Wednesday , April 24, 2024

Survey: Despite All the Digital Wallet Buzz, Few Consumers Understand Or Use One

 

Digital wallet? Try explaining that concept to your grandmother. New research from comScore Inc. says that very few consumers understand what a digital wallet is and even fewer have used one, the notable exception being PayPal Inc.

The November study by the Internet data-measurement firm found that only 51% of Americans are aware of digital wallets other than PayPal’s. Beyond that, consumers start getting confused about what wallets are and whose wallet can do what, other than that they’re supposed to facilitate mobile payments and maybe earn users some rewards.

“There’s so many differences out there that it becomes a little confusing,” Andrea Jacob, payments practice leader at comScore, tells Digital Transactions News.

Some of the wallets, such as the phone-company-backed Isis, are available only in a few test cities, notes Jacob. And those based on near-field communication technology, including Isis and Google Inc.’s Google Wallet, are accepted at comparatively few merchants and usable only on a limited number of smart phones so far. Add to that the fact that, apart from the vague notion that a digital wallet is the electronic equivalent of the cash and credit and debit cards in one’s wallet that can be accessed through a smart phone, there’s no standard definition of a digital wallet.

“It’s something that’s going to be difficult for a user to grasp on to when there’s not a unified voice in the market,” Jacob says. “I think that relative to other sorts of ideas that marketers are challenged to communicate in a [brief] TV commercial, I think a digital wallet falls on the relatively complex end of the spectrum.”

Knowing that digital wallets do not loom large in the minds of consumers, Reston, Va.-based comScore used survey methodology to reduce the awareness gap, Jacob says.

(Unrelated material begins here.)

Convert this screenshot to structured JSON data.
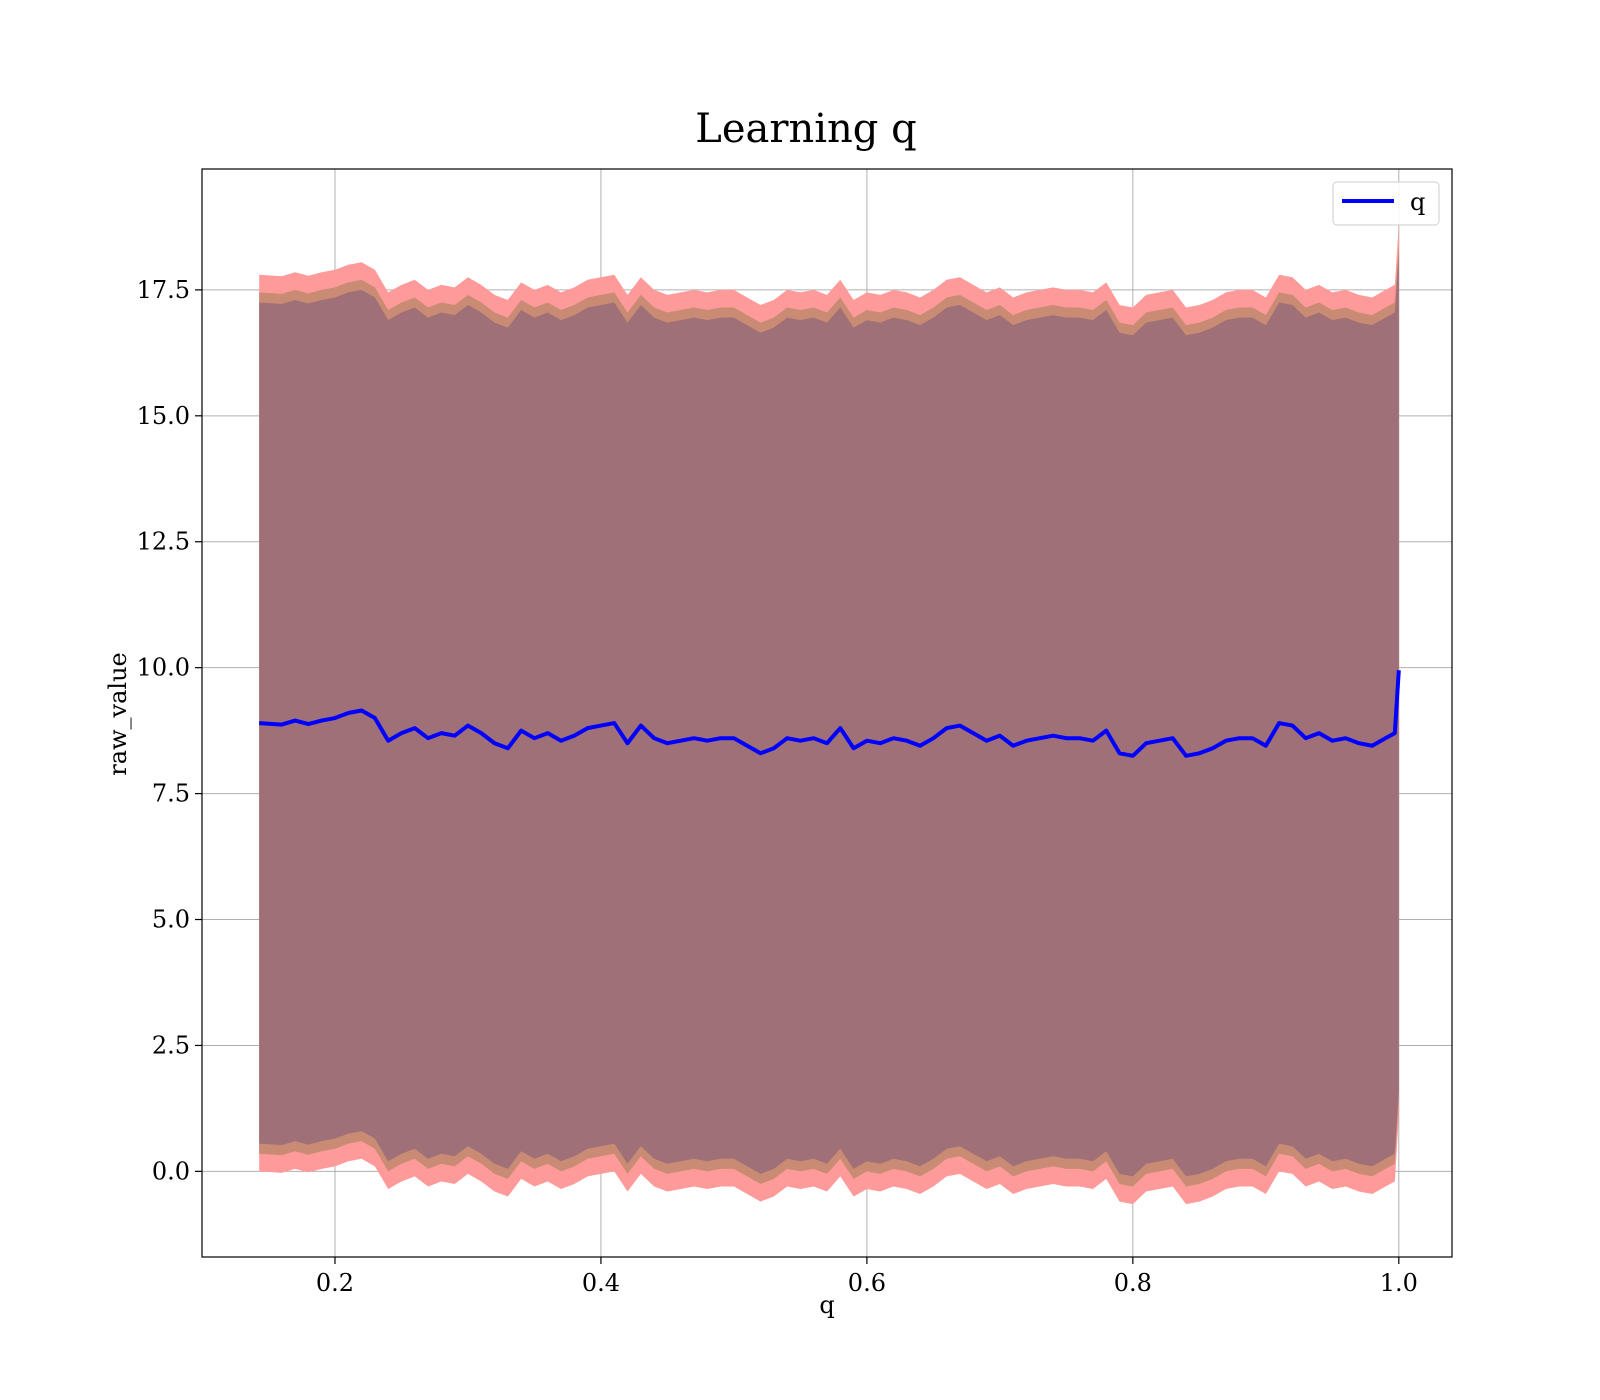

The company typically draws on its opt-in panel of 1 million U.S. online consumers for its research. For the November study, comScore picked a representative sample of 2,823 adults with smart phones and asked them about a specific digital wallet: PayPal, Google Wallet, Isis, MasterCard Inc.’s PayPass wallet, Visa Inc.’s V.me, Square Inc., SCVNGR Inc.’s LevelUp, and Lemon Inc.’s Lemon wallet. Each respondent was asked to review the Web site of a provider and become familiar with its product and how it works, and then answer about 30 questions.

A separate but similar sample of 2,304 adults with smart phones was given general information about digital wallets, but nothing specific about any brand. Then they answered about 35 questions about their perceptions and hypothetical digital-wallet preferences.

Among the group that had reviewed individual wallets, 72% of respondents were aware of PayPal and 48% had used it. That was no surprise to comScore since the PayPal brand has been around since 1998 (though its digital wallet is much newer) and has benefited from exposure to the huge customer base of its parent company, eBay Inc., Jacob notes. EBay recently reported that PayPal processed nearly $14 billion in mobile-payments volume in 2012, $4 billion more than it had expected and up from $4 billion in 2011.

After PayPal, awareness and usage of mobile wallets dropped way off. Only 12% of consumers claimed to have used any wallet other than PayPal’s, and some used multiple wallets. No. 2 Google Wallet came in at 41% awareness and 8% usage among those who had used a digital wallet.

Next in awareness were PayPass at 13% followed by Square and V.me at 8%; Isis, 6%, and Lemon and LevelUp at 5% apiece. After Google in usage came PayPass at 3%, Square, V.me and LevelUp at 2% each, and Isis and Lemon at 1% apiece.

ComScore also said that while consumers rated security as a major concern, many were unaware of the locking features on digital wallets designed to prevent them from being used by unauthorized persons. The average respondent awareness of the feature across all brands was 57%. Lemon led with 71% and LevelUp trailed with 42%.

Awareness of locking features probably is a result of the play the brands give to security on their Web sites, according to Jacob. LevelUp and Google mentioned it on their home pages, while other providers were more concerned with simply conveying the concept of the digital wallet. “I would imagine that marketers are at work trying to determine the right balance for security,” she says.

Although awareness of digital wallets is comparatively low today, with smart-phone ownership booming and digital wallets evolving rapidly, comScore predicts that as many as one in two consumers is a prospective wallet user.